The majority of members of UAW Local 180 in Racine voted against the new contract, but they were outvoted by members of UAW Local 807 in Iowa who voted to ratify the deal, according to Rich Glowacki, chairman of UAW Local 180’s bargaining committee. He said the agreement was the result of pressure from the company.
“They sent letters to our members informing them that they were going to start permanently replacing them,” Glowacki said. “If someone holds a knife to your throat and threatens you with your job, that tends to make people think about things in a different light.”
That pressure helped turn union members’ votes, he said.
“The scare tactic worked, especially in Burlington,” Glowacki said. “Racine did not approve it.”
In a statement, CNHi Chief Executive Officer Scott Wine thanked the company’s bargaining team, UAW leadership and Secretary Walsh for helping “navigate the complexities of the negotiation process” to end the months-long strike.
“We look forward to welcoming our employees back to work, building the machines that help our customers feed the world and build its essential infrastructure,” he wrote.
Although few details of the new contract have been released, CNHi said it is fair to employees and “provides a framework for the company to better serve” its customers. Meanwhile, UAW International says the deal provides wage increases, shift premium increases, classification upgrades and other improvements.
“This agreement reflects the effort of a determined bargaining team and members being on an almost nine-month strike,” UAW President Ray Curry said in a statement.
New contract fails to meet UAW Local 180’s demands
While the company and UAW International have framed the new contract as a win, Glowacki said it doesn’t feel that way for many in Racine.
He said some of the things union members were fighting against, including a tiered health care package, made it into the deal. The new agreement increases employee pay, but Glowacki said it leaves Racine’s CNHi employees underpaid compared to other area manufacturers.
“You could go work at the HARIBO gummy plant (and) make $26.85 an hour, but you won’t make that making a $500,000 tractor,” he said.
The new deal could lead many of CNHi’s Racine employees to look for work elsewhere, Glowacki said, noting many already found new jobs during the strike.

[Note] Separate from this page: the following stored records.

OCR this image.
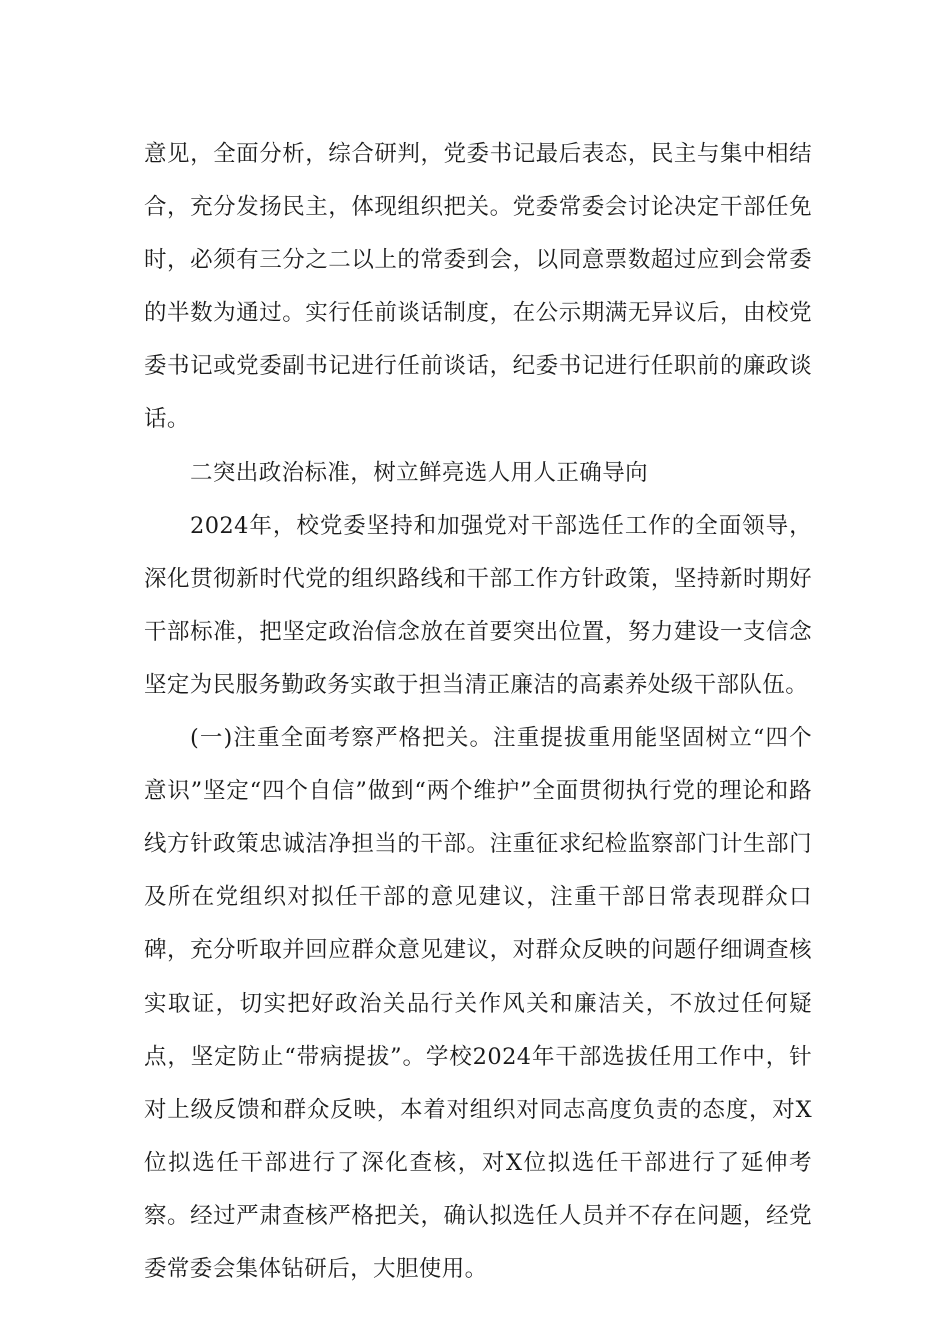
意见，全面分析，综合研判，党委书记最后表态，民主与集中相结合，充分发扬民主，体现组织把关。党委常委会讨论决定干部任免时，必须有三分之二以上的常委到会，以同意票数超过应到会常委的半数为通过。实行任前谈话制度，在公示期满无异议后，由校党委书记或党委副书记进行任前谈话，纪委书记进行任职前的廉政谈话。

二突出政治标准，树立鲜亮选人用人正确导向

2024年，校党委坚持和加强党对干部选任工作的全面领导，深化贯彻新时代党的组织路线和干部工作方针政策，坚持新时期好干部标准，把坚定政治信念放在首要突出位置，努力建设一支信念坚定为民服务勤政务实敢于担当清正廉洁的高素养处级干部队伍。

(一)注重全面考察严格把关。注重提拔重用能坚固树立“四个意识”坚定“四个自信”做到“两个维护”全面贯彻执行党的理论和路线方针政策忠诚洁净担当的干部。注重征求纪检监察部门计生部门及所在党组织对拟任干部的意见建议，注重干部日常表现群众口碑，充分听取并回应群众意见建议，对群众反映的问题仔细调查核实取证，切实把好政治关品行关作风关和廉洁关，不放过任何疑点，坚定防止“带病提拔”。学校2024年干部选拔任用工作中，针对上级反馈和群众反映，本着对组织对同志高度负责的态度，对X位拟选任干部进行了深化查核，对X位拟选任干部进行了延伸考察。经过严肃查核严格把关，确认拟选任人员并不存在问题，经党委常委会集体钻研后，大胆使用。
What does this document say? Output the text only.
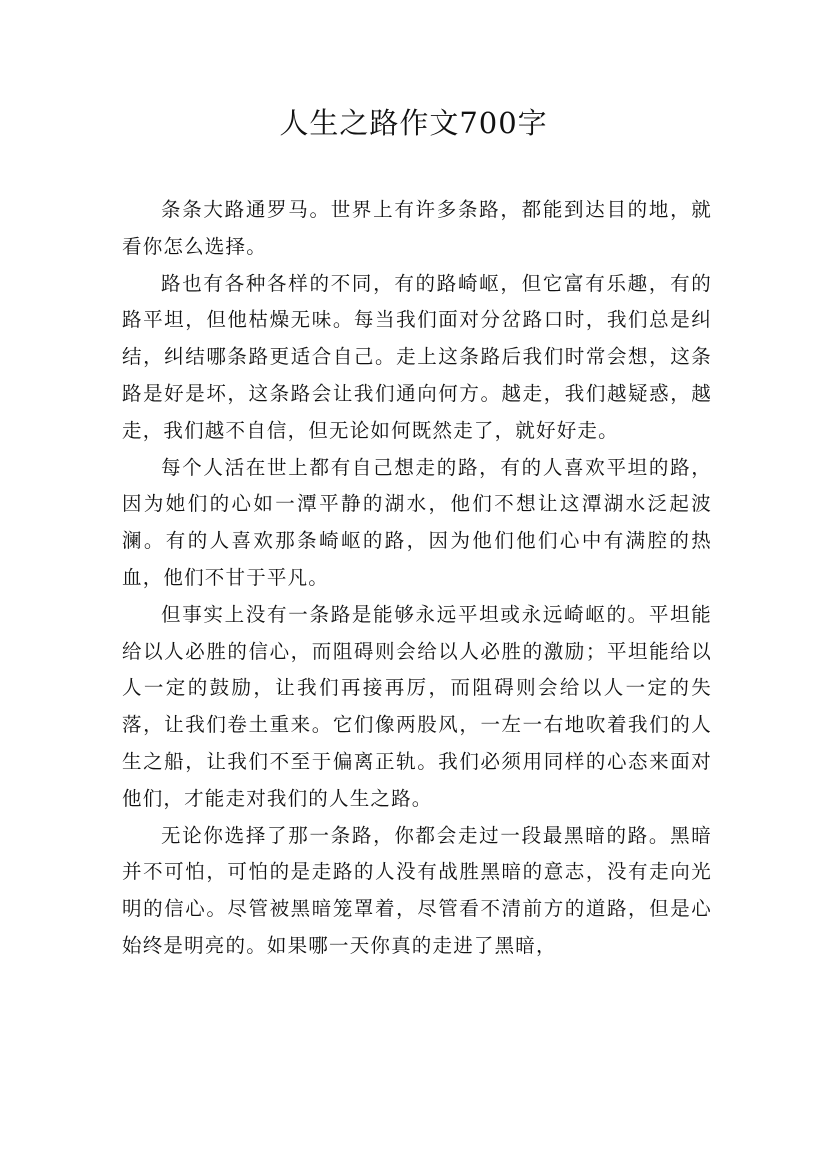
人生之路作文700字

条条大路通罗马。世界上有许多条路，都能到达目的地，就看你怎么选择。

路也有各种各样的不同，有的路崎岖，但它富有乐趣，有的路平坦，但他枯燥无味。每当我们面对分岔路口时，我们总是纠结，纠结哪条路更适合自己。走上这条路后我们时常会想，这条路是好是坏，这条路会让我们通向何方。越走，我们越疑惑，越走，我们越不自信，但无论如何既然走了，就好好走。

每个人活在世上都有自己想走的路，有的人喜欢平坦的路，因为她们的心如一潭平静的湖水，他们不想让这潭湖水泛起波澜。有的人喜欢那条崎岖的路，因为他们他们心中有满腔的热血，他们不甘于平凡。

但事实上没有一条路是能够永远平坦或永远崎岖的。平坦能给以人必胜的信心，而阻碍则会给以人必胜的激励；平坦能给以人一定的鼓励，让我们再接再厉，而阻碍则会给以人一定的失落，让我们卷土重来。它们像两股风，一左一右地吹着我们的人生之船，让我们不至于偏离正轨。我们必须用同样的心态来面对他们，才能走对我们的人生之路。

无论你选择了那一条路，你都会走过一段最黑暗的路。黑暗并不可怕，可怕的是走路的人没有战胜黑暗的意志，没有走向光明的信心。尽管被黑暗笼罩着，尽管看不清前方的道路，但是心始终是明亮的。如果哪一天你真的走进了黑暗，
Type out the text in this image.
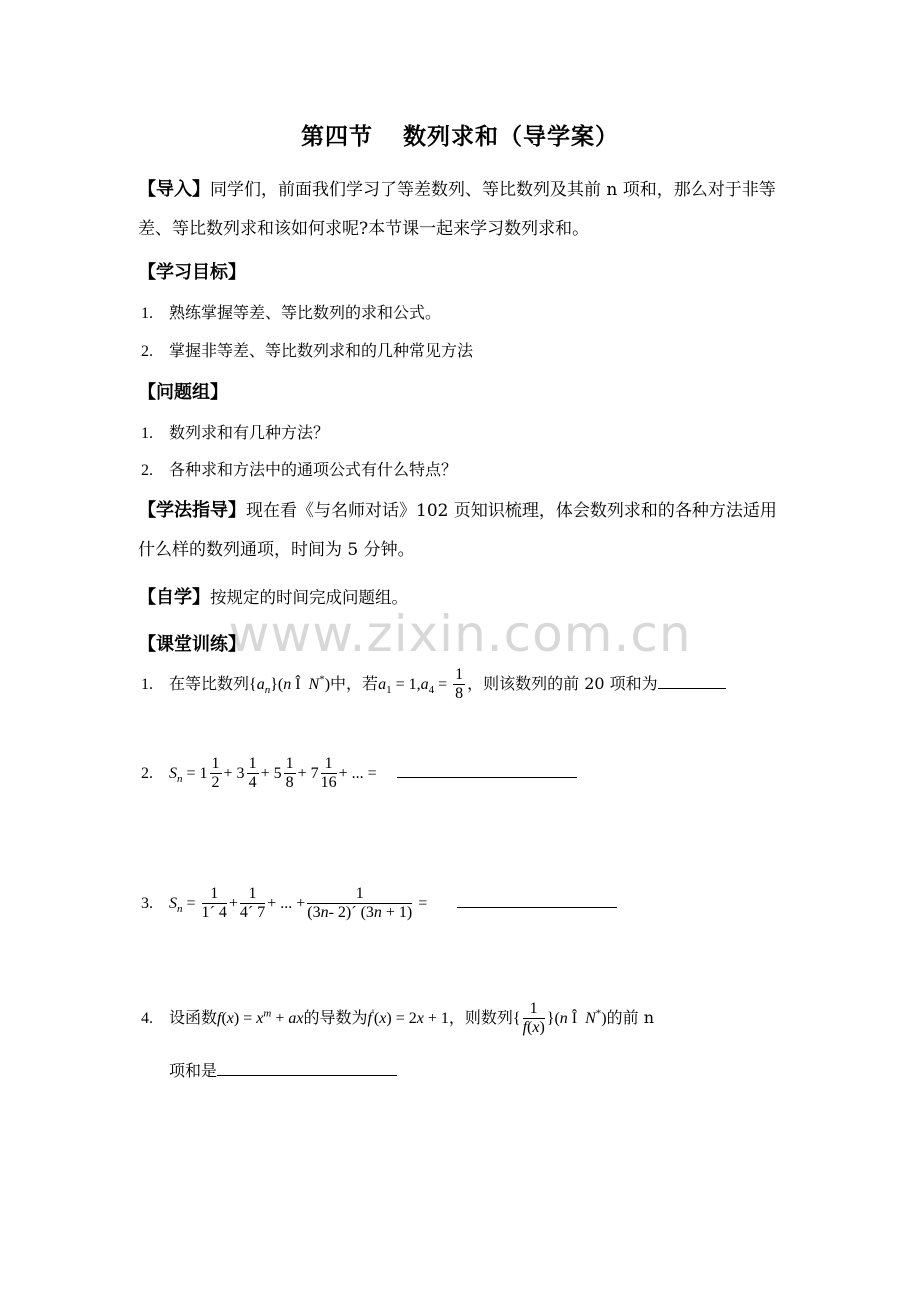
www.zixin.com.cn
第四节 数列求和（导学案）
【导入】同学们，前面我们学习了等差数列、等比数列及其前 n 项和，那么对于非等差、等比数列求和该如何求呢?本节课一起来学习数列求和。
【学习目标】
1. 熟练掌握等差、等比数列的求和公式。
2. 掌握非等差、等比数列求和的几种常见方法
【问题组】
1. 数列求和有几种方法？
2. 各种求和方法中的通项公式有什么特点？
【学法指导】现在看《与名师对话》102 页知识梳理，体会数列求和的各种方法适用什么样的数列通项，时间为 5 分钟。
【自学】按规定的时间完成问题组。
【课堂训练】
1. 在等比数列$\{a_n\}(n$ Î  N*)中，若$a_1 = 1,a_4 = \frac{1}{8}$ ，则该数列的前 20 项和为
2. $S_n = 1 \frac{1}{2} + 3 \frac{1}{4} + 5 \frac{1}{8} + 7 \frac{1}{16}$ + ... =
3. $S_n = \frac{1}{1´ 4} + \frac{1}{4´ 7}$ + ... + $\frac{1}{(3n- 2)´ (3n + 1)}$ =
4. 设函数$f(x) = x^m$ + ax的导数为f'(x) = 2x + 1，则数列{ $\frac{1}{f(x)} \}(n$ Î  N*)的前 n
项和是
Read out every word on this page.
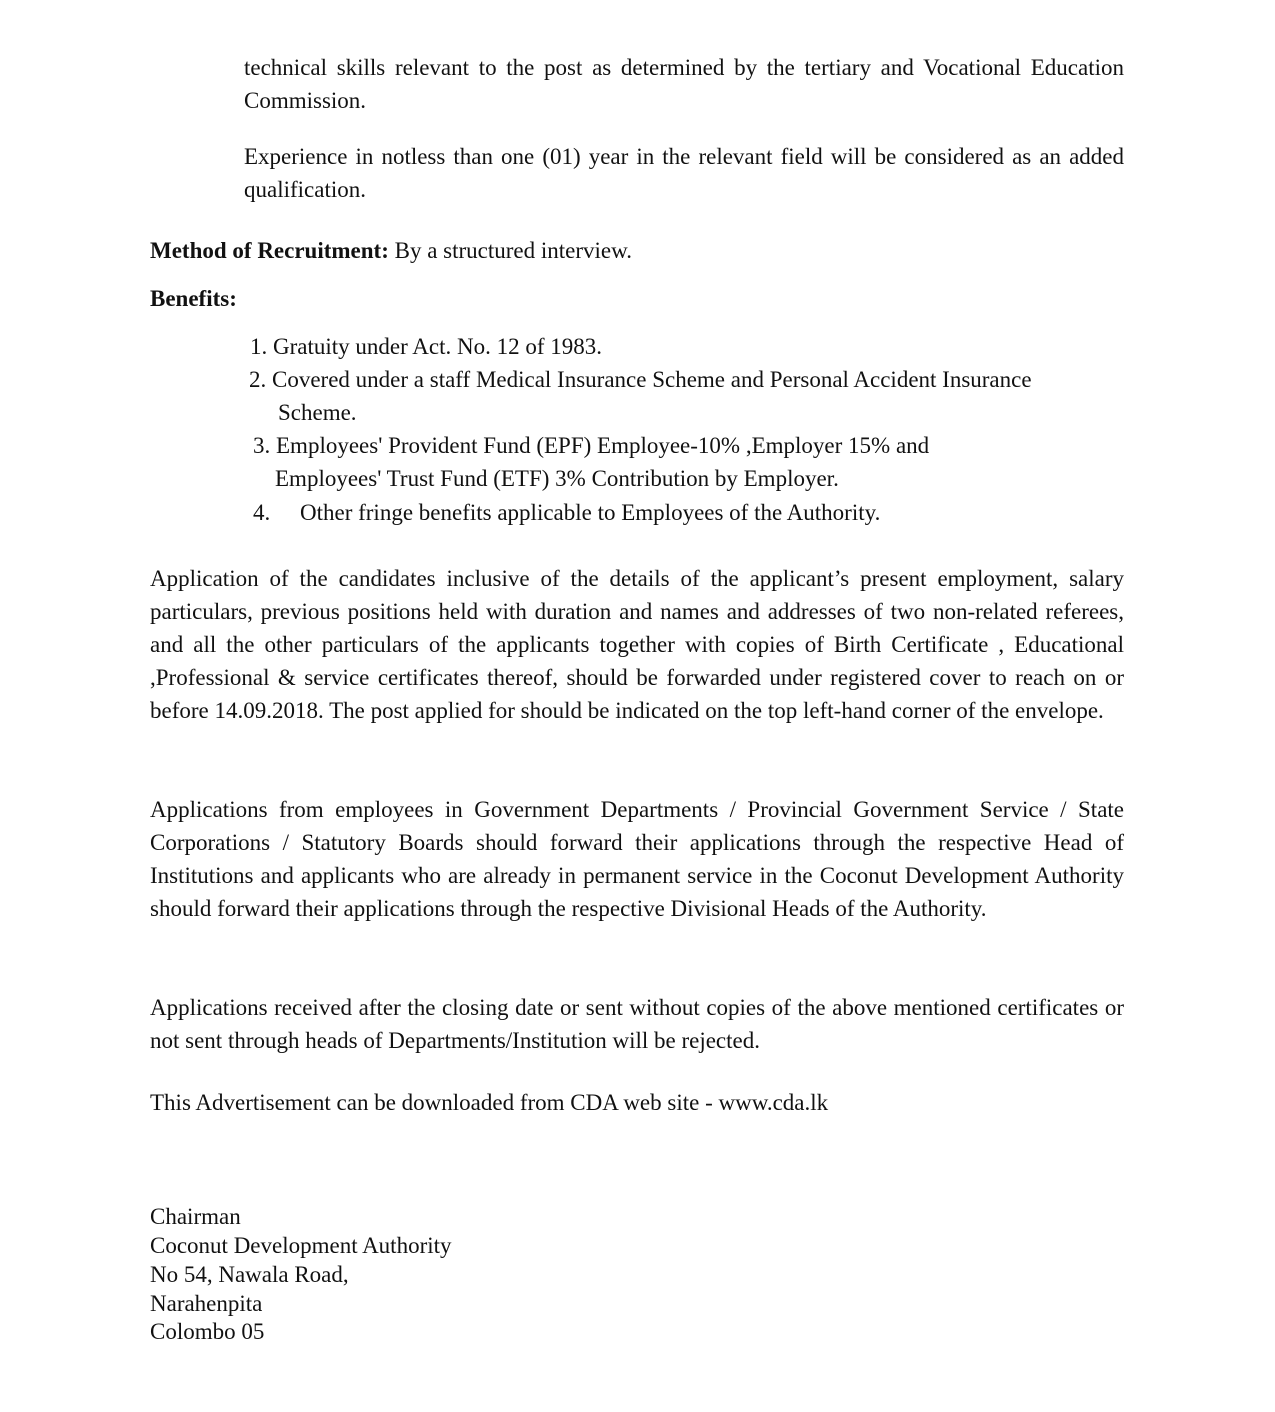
technical skills relevant to the post as determined by the tertiary and Vocational Education Commission.

Experience in notless than one (01) year in the relevant field will be considered as an added qualification.

Method of Recruitment: By a structured interview.

Benefits:

1. Gratuity under Act. No. 12 of 1983.
2. Covered under a staff Medical Insurance Scheme and Personal Accident Insurance
Scheme.
3. Employees' Provident Fund (EPF) Employee-10% ,Employer 15% and
Employees' Trust Fund (ETF) 3% Contribution by Employer.
4. Other fringe benefits applicable to Employees of the Authority.

Application of the candidates inclusive of the details of the applicant’s present employment, salary particulars, previous positions held with duration and names and addresses of two non-related referees, and all the other particulars of the applicants together with copies of Birth Certificate , Educational ,Professional & service certificates thereof, should be forwarded under registered cover to reach on or before 14.09.2018. The post applied for should be indicated on the top left-hand corner of the envelope.

Applications from employees in Government Departments / Provincial Government Service / State Corporations / Statutory Boards should forward their applications through the respective Head of Institutions and applicants who are already in permanent service in the Coconut Development Authority should forward their applications through the respective Divisional Heads of the Authority.

Applications received after the closing date or sent without copies of the above mentioned certificates or not sent through heads of Departments/Institution will be rejected.

This Advertisement can be downloaded from CDA web site - www.cda.lk

Chairman
Coconut Development Authority
No 54, Nawala Road,
Narahenpita
Colombo 05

“We feel that we are not being appreciated and that our skill sets that we bring to the table are not being compensated for correctly,” he said. “And thus in return, the company is going to see how many of our people who choose to come back. And, from what I’m hearing, it’s not going to be many.”
Past concessions, labor shortage may have extended the strike
This isn’t the first time CNHi employees have ended a strike without getting all they hoped for. In 2004, CHNi workers in Wisconsin, Iowa, Illinois and Minnesota called a strike after negotiations broke down.
When workers voted to end the strike after 19 days, the company locked union employees out for another 17 weeks. In the end, workers accepted a contract that included concessions.
Prior givebacks, coupled with a labor shortage and effects of the COVID-19 pandemic, may have made employees more motivated to strike for better treatment this time around, according to Steven Deller, professor of agricultural and applied economics at the University of Wisconsin-Madison.
“If I was a union member, and I’d been giving up concessions for years and years and years, and I was looking at the labor market right now, I would be saying, ‘Hey, can we make up some of those concessions that we gave up years ago?’” Deller said.